I would love to use organically grown fibers exclusively, but even with the small production lots we do it is complicated to organize and ultimately increases the costs of the products, which are already high compared to conventionally made items and are difficult to comprehend for the unsuspecting consumers. [Jackets and pants from the Jurgen Lehl brand tend to hover around ¥30,000 or ¥40,000.]

My convictions are very strong about environmental concerns — most people's are less so, I believe. I am considered very hardheaded.

Some people look at Japan and they think it is the most consumption-mad society in the world. As a hardheaded environmentalist, are you not uncomfortable here?

I'm uncomfortable with the state of the whole world, not just Japan. I have no right to vote in this country, so I have no influence over government policies.

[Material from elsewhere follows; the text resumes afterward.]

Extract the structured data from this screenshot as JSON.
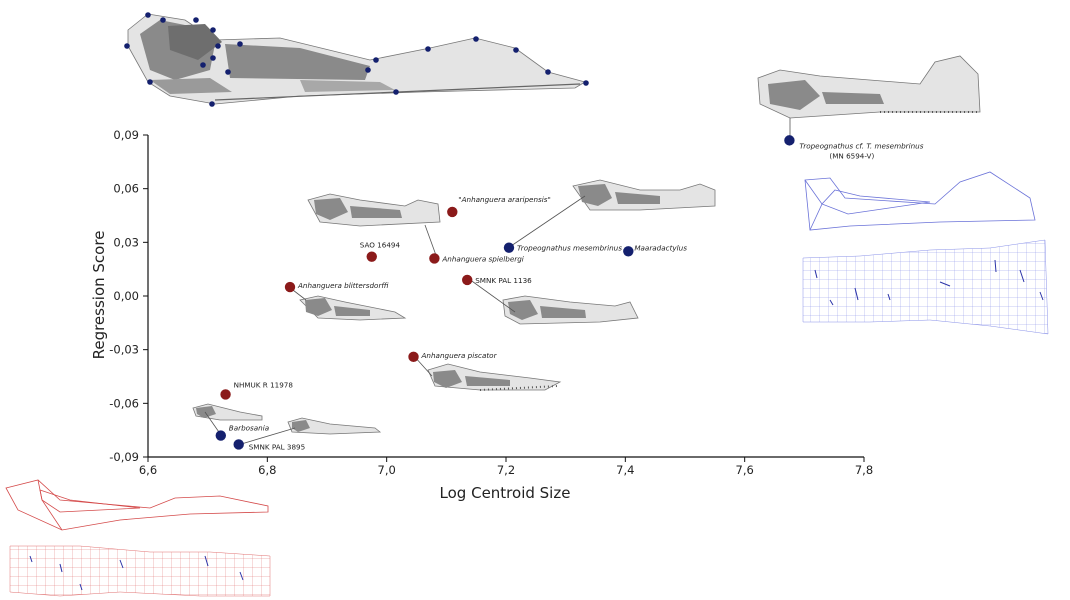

Voting in Germany would be useless because I don't know who is who, and I don't believe in the present political systems anyway. All I can do is to suggest different possibilities for lifestyles through my work and behavior.

Why did you decide to come to Japan?

I came on a holiday. At that point I was not really settled anywhere, because I had left France and ended up in Berkeley after working for a while in New York. A friend of mine asked if I would come to Hong Kong with a stopover in Tokyo. I had some friends here, whom I had met in France, and I contacted them here. I asked them whether it would be a good idea to stay for three or four months — do something, maybe help out in some office — to get to meet local people. It ended up being 37 years. I signed a three-year contract that just went on and on.

Was that with a textile company?

Yes, Asahi Kasei.

What kind of work did you do?

It was more consulting work than anything else. I did some designing, but mostly consulting about textile design.

When did you decide you wanted to go it alone and make your own label?

I didn't decide. They decided for me! I wanted to quit — thinking that I was not worthy of the salary I was receiving from them. But they said, "Nobody in our company has ever quit, so we have to do something about that." They asked me whether I wanted to start a company, and that's what I did.

What was the name of that company?

That was my present company, Jurgen Lehl. It was 1972.

Were you completely free to run it as you pleased?

Yes, I could do whatever I liked. They asked another company to take care of the management, and that's how it started.

Did you decide from the beginning that you would make clothes?

No, we started with textiles because that was my main area of knowledge. After a while, somebody said maybe we should start doing clothes because it would make more money — which is true. So we started.